Muchos viajeros rehúsan ir a dorarse bajo el sol y a disfrutar de las playas paradisíacas que promocionan los operadores.
La Habana (Sindical Press) – Transcurría el 10 de mayo de 1994 cuando Fidel Castro se presentó en Varadero, como parte de sus afanes de convertir el turismo en una fuente lucrativa de ingresos. Y vaya si lo logró, con la complicidad de varios empresarios españoles que, a lo largo de los años, realizaron aportes vitales para que hoy existan decenas de hoteles en esa localidad de la provincia de Matanzas, convertida en uno de los principales polos turísticos del país.
Aquel día, eufórico y convencido de poner a Cuba a la cabeza de la industria turística regional, el dictador recorrió las áreas del Sol Palmeras y el Puntarenas, dos símbolos de la ilusión oficialista de borrar los fracasos anteriores: la zafra de los 10 millones y el fiasco ganadero del cruce Holstein-Cebú, que supuestamente aportaría millones de litros de leche de alta calidad, entre otros proyectos fallidos.
La cadena Meliá fue una de las pioneras en incursionar en el sector. Actualmente, gestiona numerosos hoteles en diversas localidades de la Isla, con una fuerte presencia en Varadero. Otras cadenas, como Barceló e Iberostar, tampoco se quedaron atrás en sus planes de expansión. Sin embargo, lo que ayer fueron ganancias y expectativas halagüeñas hoy se desvanece entre los entretelones de una decepción que dejó de ser pasajera para convertirse en una pesadilla permanente.
El asunto es que muchos viajeros rehúsan ir a dorarse bajo el sol cubano y a disfrutar de las playas paradisíacas que promocionan los operadores. En cambio, prefieren destinos más seguros y estables, como República Dominicana y México.
No faltan motivos para que en la agenda de miles de potenciales visitantes extranjeros desaparezcan nombres como Varadero, Viñales, Trinidad o los cayos Coco y Santamaría.
La crisis sistémica, lejos de solucionarse, se agrava. Las afectaciones sobrepasan lo imaginable, sobre todo en asuntos básicos como alimentación, energía eléctrica y abastecimiento de agua.
El sector turístico no está exento de las anomalías que provoca el agotamiento del modelo estatal. Los apagones y el aumento de la delincuencia, como respuesta a la pobreza extrema, forman parte de las experiencias que numerosos turistas han vivido y que apagan los incentivos de conocer Cuba o repetir la visita.
No sorprende, entonces, que el hotel Sol Palmeras permanezca semivacío. Así lo reconoció, hace apenas unos días, el secretario general del buró sindical de la entidad, Arnaldo Díaz Hiedra, durante el acto por el 36 aniversario de su inauguración.
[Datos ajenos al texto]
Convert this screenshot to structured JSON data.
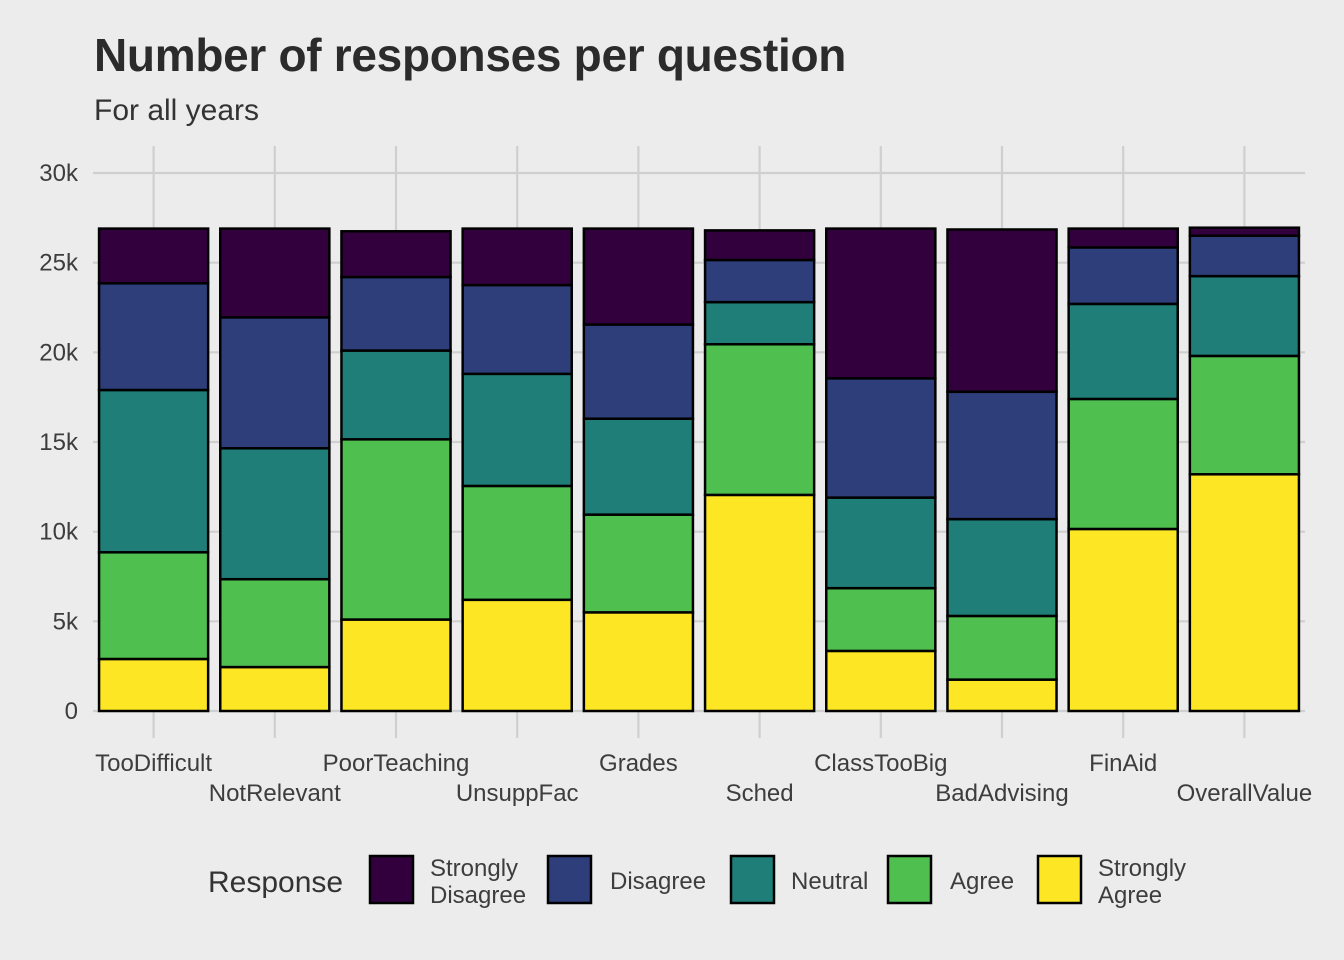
{
  "chart_data": {
    "type": "bar",
    "stacked": true,
    "title": "Number of responses per question",
    "subtitle": "For all years",
    "xlabel": "",
    "ylabel": "",
    "ylim": [
      0,
      30000
    ],
    "yticks": [
      0,
      5000,
      10000,
      15000,
      20000,
      25000,
      30000
    ],
    "ytick_labels": [
      "0",
      "5k",
      "10k",
      "15k",
      "20k",
      "25k",
      "30k"
    ],
    "grid": true,
    "categories": [
      "TooDifficult",
      "NotRelevant",
      "PoorTeaching",
      "UnsuppFac",
      "Grades",
      "Sched",
      "ClassTooBig",
      "BadAdvising",
      "FinAid",
      "OverallValue"
    ],
    "legend": {
      "title": "Response",
      "position": "bottom"
    },
    "series": [
      {
        "name": "Strongly Agree",
        "legend_lines": [
          "Strongly",
          "Agree"
        ],
        "color": "#fde725",
        "values": [
          2900,
          2450,
          5100,
          6200,
          5500,
          12050,
          3350,
          1750,
          10150,
          13200
        ]
      },
      {
        "name": "Agree",
        "legend_lines": [
          "Agree"
        ],
        "color": "#4fc04f",
        "values": [
          5950,
          4900,
          10050,
          6350,
          5450,
          8400,
          3500,
          3550,
          7250,
          6600
        ]
      },
      {
        "name": "Neutral",
        "legend_lines": [
          "Neutral"
        ],
        "color": "#1f7f78",
        "values": [
          9050,
          7300,
          4950,
          6250,
          5350,
          2350,
          5050,
          5400,
          5300,
          4450
        ]
      },
      {
        "name": "Disagree",
        "legend_lines": [
          "Disagree"
        ],
        "color": "#2d3e7a",
        "values": [
          5950,
          7300,
          4100,
          4950,
          5250,
          2350,
          6650,
          7100,
          3150,
          2250
        ]
      },
      {
        "name": "Strongly Disagree",
        "legend_lines": [
          "Strongly",
          "Disagree"
        ],
        "color": "#32003d",
        "values": [
          3050,
          4950,
          2550,
          3150,
          5350,
          1650,
          8350,
          9050,
          1050,
          450
        ]
      }
    ],
    "legend_order": [
      "Strongly Disagree",
      "Disagree",
      "Neutral",
      "Agree",
      "Strongly Agree"
    ]
  }
}
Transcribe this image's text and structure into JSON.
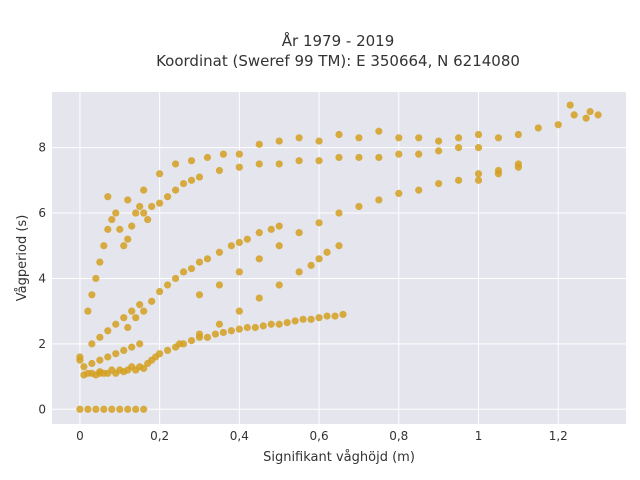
{
  "chart_data": {
    "type": "scatter",
    "title": "År 1979 - 2019",
    "subtitle": "Koordinat (Sweref 99 TM): E 350664, N 6214080",
    "xlabel": "Signifikant våghöjd (m)",
    "ylabel": "Vågperiod (s)",
    "xlim": [
      -0.07,
      1.37
    ],
    "ylim": [
      -0.45,
      9.7
    ],
    "x_ticks": [
      0,
      0.2,
      0.4,
      0.6,
      0.8,
      1,
      1.2
    ],
    "x_tick_labels": [
      "0",
      "0,2",
      "0,4",
      "0,6",
      "0,8",
      "1",
      "1,2"
    ],
    "y_ticks": [
      0,
      2,
      4,
      6,
      8
    ],
    "y_tick_labels": [
      "0",
      "2",
      "4",
      "6",
      "8"
    ],
    "grid": true,
    "legend": "none",
    "colors": {
      "marker": "#D4A020",
      "plot_background": "#E5E5EE",
      "grid": "#FFFFFF"
    },
    "series": [
      {
        "x": [
          0.0,
          0.02,
          0.04,
          0.06,
          0.08,
          0.1,
          0.12,
          0.14,
          0.16,
          0.0,
          0.0,
          0.01,
          0.02,
          0.03,
          0.04,
          0.05,
          0.05,
          0.06,
          0.07,
          0.08,
          0.09,
          0.1,
          0.11,
          0.12,
          0.13,
          0.14,
          0.15,
          0.16,
          0.17,
          0.18,
          0.19,
          0.2,
          0.22,
          0.24,
          0.26,
          0.28,
          0.3,
          0.32,
          0.34,
          0.36,
          0.38,
          0.4,
          0.42,
          0.44,
          0.46,
          0.48,
          0.5,
          0.52,
          0.54,
          0.56,
          0.58,
          0.6,
          0.62,
          0.64,
          0.66,
          0.07,
          0.12,
          0.16,
          0.2,
          0.24,
          0.28,
          0.32,
          0.36,
          0.4,
          0.45,
          0.5,
          0.55,
          0.6,
          0.65,
          0.7,
          0.75,
          0.8,
          0.85,
          0.9,
          0.95,
          1.0,
          1.05,
          1.1,
          1.15,
          1.2,
          1.24,
          1.27,
          1.3,
          1.23,
          1.28,
          1.0,
          1.05,
          1.1,
          0.02,
          0.03,
          0.04,
          0.05,
          0.06,
          0.07,
          0.08,
          0.09,
          0.1,
          0.11,
          0.12,
          0.13,
          0.14,
          0.15,
          0.16,
          0.17,
          0.18,
          0.2,
          0.22,
          0.24,
          0.26,
          0.28,
          0.3,
          0.35,
          0.4,
          0.45,
          0.5,
          0.55,
          0.6,
          0.65,
          0.7,
          0.75,
          0.8,
          0.85,
          0.9,
          0.95,
          1.0,
          0.12,
          0.14,
          0.16,
          0.18,
          0.2,
          0.22,
          0.24,
          0.26,
          0.28,
          0.3,
          0.32,
          0.35,
          0.38,
          0.4,
          0.42,
          0.45,
          0.48,
          0.5,
          0.3,
          0.35,
          0.4,
          0.45,
          0.5,
          0.55,
          0.6,
          0.65,
          0.7,
          0.75,
          0.8,
          0.85,
          0.9,
          0.95,
          1.0,
          1.05,
          1.1,
          0.25,
          0.3,
          0.35,
          0.4,
          0.45,
          0.5,
          0.55,
          0.58,
          0.6,
          0.62,
          0.65,
          0.03,
          0.05,
          0.07,
          0.09,
          0.11,
          0.13,
          0.15,
          0.01,
          0.03,
          0.05,
          0.07,
          0.09,
          0.11,
          0.13,
          0.15
        ],
        "y": [
          0.0,
          0.0,
          0.0,
          0.0,
          0.0,
          0.0,
          0.0,
          0.0,
          0.0,
          1.5,
          1.6,
          1.05,
          1.1,
          1.1,
          1.05,
          1.15,
          1.1,
          1.1,
          1.1,
          1.2,
          1.1,
          1.2,
          1.15,
          1.2,
          1.3,
          1.2,
          1.3,
          1.25,
          1.4,
          1.5,
          1.6,
          1.7,
          1.8,
          1.9,
          2.0,
          2.1,
          2.2,
          2.2,
          2.3,
          2.35,
          2.4,
          2.45,
          2.5,
          2.5,
          2.55,
          2.6,
          2.6,
          2.65,
          2.7,
          2.75,
          2.75,
          2.8,
          2.85,
          2.85,
          2.9,
          6.5,
          6.4,
          6.7,
          7.2,
          7.5,
          7.6,
          7.7,
          7.8,
          7.8,
          8.1,
          8.2,
          8.3,
          8.2,
          8.4,
          8.3,
          8.5,
          8.3,
          8.3,
          8.2,
          8.3,
          8.4,
          8.3,
          8.4,
          8.6,
          8.7,
          9.0,
          8.9,
          9.0,
          9.3,
          9.1,
          7.0,
          7.2,
          7.4,
          3.0,
          3.5,
          4.0,
          4.5,
          5.0,
          5.5,
          5.8,
          6.0,
          5.5,
          5.0,
          5.2,
          5.6,
          6.0,
          6.2,
          6.0,
          5.8,
          6.2,
          6.3,
          6.5,
          6.7,
          6.9,
          7.0,
          7.1,
          7.3,
          7.4,
          7.5,
          7.5,
          7.6,
          7.6,
          7.7,
          7.7,
          7.7,
          7.8,
          7.8,
          7.9,
          8.0,
          8.0,
          2.5,
          2.8,
          3.0,
          3.3,
          3.6,
          3.8,
          4.0,
          4.2,
          4.3,
          4.5,
          4.6,
          4.8,
          5.0,
          5.1,
          5.2,
          5.4,
          5.5,
          5.6,
          3.5,
          3.8,
          4.2,
          4.6,
          5.0,
          5.4,
          5.7,
          6.0,
          6.2,
          6.4,
          6.6,
          6.7,
          6.9,
          7.0,
          7.2,
          7.3,
          7.5,
          2.0,
          2.3,
          2.6,
          3.0,
          3.4,
          3.8,
          4.2,
          4.4,
          4.6,
          4.8,
          5.0,
          2.0,
          2.2,
          2.4,
          2.6,
          2.8,
          3.0,
          3.2,
          1.3,
          1.4,
          1.5,
          1.6,
          1.7,
          1.8,
          1.9,
          2.0
        ]
      }
    ]
  }
}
La información constituye apenas una muestra de la decadencia estructural que corroe los cimientos de una nación que jugó a presentarse como independiente, soberana y exitosa bajo los auspicios de una caterva de falsos estadistas, ineptos y delincuentes.
A ello se suma el impacto de las nuevas sanciones de la administración Trump, promulgadas el 1 de mayo, que afectan a entidades extranjeras con negocios en sectores estratégicos de la Isla. Sherritt International Corporation, la compañía canadiense vinculada durante décadas a la extracción de níquel y cobalto en Cuba, anunció primero la suspensión de su participación directa en operaciones de la empresa mixta, aunque posteriormente dejó en pausa su plan de disolver sus intereses en el país mientras evalúa alternativas frente al nuevo escenario.
Sin clientes suficientes y con el país al borde de un colapso definitivo del sistema eléctrico nacional, lo más sensato para muchos operadores extranjeros parece ser ponerse a buen recaudo antes de exponerse a multas, confiscaciones o medidas que comprometan sus intereses corporativos
Aún es prematuro saber si los directivos españoles abandonarán definitivamente el sector del que obtuvieron pingües dividendos durante años. Lo que sí resulta indiscutible es que los hoteles continuarán vacíos si el país continúa atrapado entre apagones, escasez, inseguridad y un modelo económico incapaz de sostener siquiera la vitrina turística que alguna vez presentó como prueba de éxito.